16 Oct 2009 at 03:42 am | #
“Gambling,betting on horses, among other things, is a way of life. The manner in which a man chooses to gamble indicates his character or his lack of it.” William Saroyan(author).Wendell is correct we are drawen to horse racing mainly to gamble. The industry has issues,but the majority of the followers of this site will continue to wager and voice thier oppinions,that way I personally enjoy Mr. Pricci site and comitment.One thing I have issue with is those of you that hid behind handles. As the quote refers indicates his character or LACK OF IT. Agree with Eric why do some you hide your identity?
16 Oct 2009 at 04:58 am | #
I am only posting to clarify a few misconceptions and misrepresentations that have popped up on this comment section. The Horseplayers Association of North America is a grassroots non-stock, not-for-profit Corporation which was created for the sole purpose of giving horseplayers a unified voice and attempting to use that unified voice to accomplish meaningful positive changes within the industry. In other words, HANA is an advocacy group for horseplayers. As the Treasurer of the organization, I can verify that 100% of the very modest voluntary contributions received so far are from individual horseplayers who are HANA members. The only other source of revenue that HANA has received is a small commission for the few HANA Hats and T-shirts that have sold.
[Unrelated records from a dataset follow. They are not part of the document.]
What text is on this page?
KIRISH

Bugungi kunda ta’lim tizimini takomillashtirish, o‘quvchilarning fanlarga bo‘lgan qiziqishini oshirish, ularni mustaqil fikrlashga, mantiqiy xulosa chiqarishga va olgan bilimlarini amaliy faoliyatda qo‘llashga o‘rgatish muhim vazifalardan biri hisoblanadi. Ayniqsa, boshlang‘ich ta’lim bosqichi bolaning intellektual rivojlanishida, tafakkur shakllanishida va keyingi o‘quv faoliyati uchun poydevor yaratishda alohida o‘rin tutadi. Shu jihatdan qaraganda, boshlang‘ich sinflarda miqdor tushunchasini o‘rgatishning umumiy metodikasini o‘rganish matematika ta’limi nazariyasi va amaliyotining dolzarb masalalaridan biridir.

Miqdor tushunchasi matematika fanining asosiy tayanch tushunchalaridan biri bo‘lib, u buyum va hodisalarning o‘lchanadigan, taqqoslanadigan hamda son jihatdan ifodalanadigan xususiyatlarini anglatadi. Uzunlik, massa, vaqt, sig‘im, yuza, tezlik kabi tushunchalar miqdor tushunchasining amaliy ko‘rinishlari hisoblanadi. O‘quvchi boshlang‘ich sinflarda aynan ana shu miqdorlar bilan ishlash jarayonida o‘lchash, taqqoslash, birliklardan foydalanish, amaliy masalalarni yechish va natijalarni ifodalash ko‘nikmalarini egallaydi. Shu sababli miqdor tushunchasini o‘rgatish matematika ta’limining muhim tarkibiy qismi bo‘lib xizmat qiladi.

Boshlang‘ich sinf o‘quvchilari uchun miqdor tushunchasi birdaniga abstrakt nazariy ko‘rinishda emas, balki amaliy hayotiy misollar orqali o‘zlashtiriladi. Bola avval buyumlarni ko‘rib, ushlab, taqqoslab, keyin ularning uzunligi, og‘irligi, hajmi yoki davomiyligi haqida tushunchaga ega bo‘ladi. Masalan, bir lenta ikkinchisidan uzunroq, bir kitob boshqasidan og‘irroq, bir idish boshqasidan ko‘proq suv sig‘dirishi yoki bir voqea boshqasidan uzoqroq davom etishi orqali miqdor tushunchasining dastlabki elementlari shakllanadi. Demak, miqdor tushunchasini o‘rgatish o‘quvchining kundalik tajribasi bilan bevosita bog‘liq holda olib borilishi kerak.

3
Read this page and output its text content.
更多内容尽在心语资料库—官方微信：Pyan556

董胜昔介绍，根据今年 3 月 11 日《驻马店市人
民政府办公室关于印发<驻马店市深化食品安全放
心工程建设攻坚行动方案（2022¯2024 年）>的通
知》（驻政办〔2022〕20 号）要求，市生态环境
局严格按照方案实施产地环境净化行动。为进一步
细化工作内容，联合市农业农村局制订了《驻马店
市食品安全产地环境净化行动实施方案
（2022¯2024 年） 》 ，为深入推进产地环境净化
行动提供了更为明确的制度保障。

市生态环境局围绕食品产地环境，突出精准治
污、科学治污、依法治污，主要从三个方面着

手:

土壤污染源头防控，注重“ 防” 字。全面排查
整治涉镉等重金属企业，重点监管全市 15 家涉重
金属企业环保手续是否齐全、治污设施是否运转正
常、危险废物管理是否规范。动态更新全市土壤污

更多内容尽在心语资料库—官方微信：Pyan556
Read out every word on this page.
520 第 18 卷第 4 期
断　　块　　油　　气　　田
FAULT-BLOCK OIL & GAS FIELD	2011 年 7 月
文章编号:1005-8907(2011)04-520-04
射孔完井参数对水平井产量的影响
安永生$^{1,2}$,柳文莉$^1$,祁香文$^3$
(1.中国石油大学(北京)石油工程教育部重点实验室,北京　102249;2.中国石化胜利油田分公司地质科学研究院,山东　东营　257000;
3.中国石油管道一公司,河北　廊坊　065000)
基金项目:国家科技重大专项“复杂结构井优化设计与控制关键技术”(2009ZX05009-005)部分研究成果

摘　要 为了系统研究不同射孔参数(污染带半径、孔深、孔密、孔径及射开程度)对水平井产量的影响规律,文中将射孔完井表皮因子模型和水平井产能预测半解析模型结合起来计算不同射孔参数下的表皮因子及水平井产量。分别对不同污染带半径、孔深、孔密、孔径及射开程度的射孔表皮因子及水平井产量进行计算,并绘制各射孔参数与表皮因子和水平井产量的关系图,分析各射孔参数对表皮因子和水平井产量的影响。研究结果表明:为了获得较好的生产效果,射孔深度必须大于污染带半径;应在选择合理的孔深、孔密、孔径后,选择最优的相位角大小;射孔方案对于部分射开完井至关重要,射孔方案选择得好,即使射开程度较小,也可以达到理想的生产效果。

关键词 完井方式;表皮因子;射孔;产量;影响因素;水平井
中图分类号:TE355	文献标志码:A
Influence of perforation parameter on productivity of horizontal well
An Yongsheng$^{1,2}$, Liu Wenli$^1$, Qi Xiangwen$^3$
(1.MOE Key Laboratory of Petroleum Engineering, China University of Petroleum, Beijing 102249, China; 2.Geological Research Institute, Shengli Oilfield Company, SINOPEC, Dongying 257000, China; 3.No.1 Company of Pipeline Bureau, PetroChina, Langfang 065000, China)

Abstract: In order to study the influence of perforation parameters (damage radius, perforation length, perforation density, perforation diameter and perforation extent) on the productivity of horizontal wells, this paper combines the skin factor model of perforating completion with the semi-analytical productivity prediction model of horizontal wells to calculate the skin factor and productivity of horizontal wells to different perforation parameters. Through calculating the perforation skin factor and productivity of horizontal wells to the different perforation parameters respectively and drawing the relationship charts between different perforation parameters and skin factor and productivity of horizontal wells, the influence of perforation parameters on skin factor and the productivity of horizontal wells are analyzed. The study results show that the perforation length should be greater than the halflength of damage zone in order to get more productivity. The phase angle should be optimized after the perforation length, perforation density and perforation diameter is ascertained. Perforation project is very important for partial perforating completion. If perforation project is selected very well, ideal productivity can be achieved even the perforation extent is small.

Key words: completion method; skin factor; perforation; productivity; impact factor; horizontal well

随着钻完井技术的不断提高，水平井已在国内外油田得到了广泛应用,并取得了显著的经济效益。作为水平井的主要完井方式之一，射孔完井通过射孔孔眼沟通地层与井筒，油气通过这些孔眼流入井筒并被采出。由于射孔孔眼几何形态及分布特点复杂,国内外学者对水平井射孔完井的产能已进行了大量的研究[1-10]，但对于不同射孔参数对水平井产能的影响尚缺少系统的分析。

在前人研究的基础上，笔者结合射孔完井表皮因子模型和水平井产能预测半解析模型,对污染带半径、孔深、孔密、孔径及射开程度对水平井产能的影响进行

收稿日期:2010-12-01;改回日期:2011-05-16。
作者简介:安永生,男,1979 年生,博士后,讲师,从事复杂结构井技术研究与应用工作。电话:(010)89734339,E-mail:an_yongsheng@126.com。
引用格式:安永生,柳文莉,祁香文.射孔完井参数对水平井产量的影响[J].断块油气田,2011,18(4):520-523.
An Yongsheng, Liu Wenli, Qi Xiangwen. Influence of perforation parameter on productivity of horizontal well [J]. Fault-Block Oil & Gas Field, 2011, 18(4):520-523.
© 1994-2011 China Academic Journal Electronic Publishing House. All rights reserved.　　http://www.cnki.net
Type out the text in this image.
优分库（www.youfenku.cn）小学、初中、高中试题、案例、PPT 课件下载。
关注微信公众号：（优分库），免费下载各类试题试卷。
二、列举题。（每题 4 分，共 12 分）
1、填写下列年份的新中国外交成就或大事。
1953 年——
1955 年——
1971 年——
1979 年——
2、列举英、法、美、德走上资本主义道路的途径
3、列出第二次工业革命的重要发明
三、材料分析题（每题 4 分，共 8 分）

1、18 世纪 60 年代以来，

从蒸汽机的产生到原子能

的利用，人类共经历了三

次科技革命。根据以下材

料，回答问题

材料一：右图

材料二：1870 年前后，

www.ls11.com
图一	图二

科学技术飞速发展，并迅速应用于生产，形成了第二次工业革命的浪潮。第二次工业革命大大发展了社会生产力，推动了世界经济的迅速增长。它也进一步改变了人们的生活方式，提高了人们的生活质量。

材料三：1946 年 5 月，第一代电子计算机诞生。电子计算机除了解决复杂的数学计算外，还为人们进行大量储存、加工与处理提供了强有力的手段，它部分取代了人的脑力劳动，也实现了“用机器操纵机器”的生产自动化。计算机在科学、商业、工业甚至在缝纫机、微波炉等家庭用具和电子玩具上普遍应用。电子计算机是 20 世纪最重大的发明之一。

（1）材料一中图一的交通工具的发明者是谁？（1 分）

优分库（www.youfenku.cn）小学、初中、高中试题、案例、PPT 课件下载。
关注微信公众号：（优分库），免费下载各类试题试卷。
I can further verify that no Officer or Board of Director member has received compensation from the organization either monetarily or in kind. As an organization that does not even charge a membership fee to join and has been operating on a shoestring budget with many expenses having to be funded by Board Members, it is truly laughable to think of HANA as becoming a for-profit juggernaut enriching its Officers and Board of Directors.
Theresia E. Muller
Treasurer
Horseplayers Association of North America
01 Nov 2009 at 01:49 pm | #
On crawls: They are useful for late-arriving players, or those who may have missed the changes because they were busy getting the changes for another track at the same time. Since, especially at OTB sites, people come in at all hours, including midcard, the crawl should be on screen between races, period.
Oh, and run the crawl slowly and make it a true crawl: “Race 7: Scratches 1, 5, 6, 13, 14” not “Race 7: Scratch 1 Old Yeller,” “Race 7: Scratch 5 Trigger,” “Race 7: Scratch 6 Black Beauty,” etc., with each single scratch on screen for 20 seconds, like Churchill does.
What I hate is tracks like Calder, which take down their crawls whenever they want to show a full screen of pool totals or some such.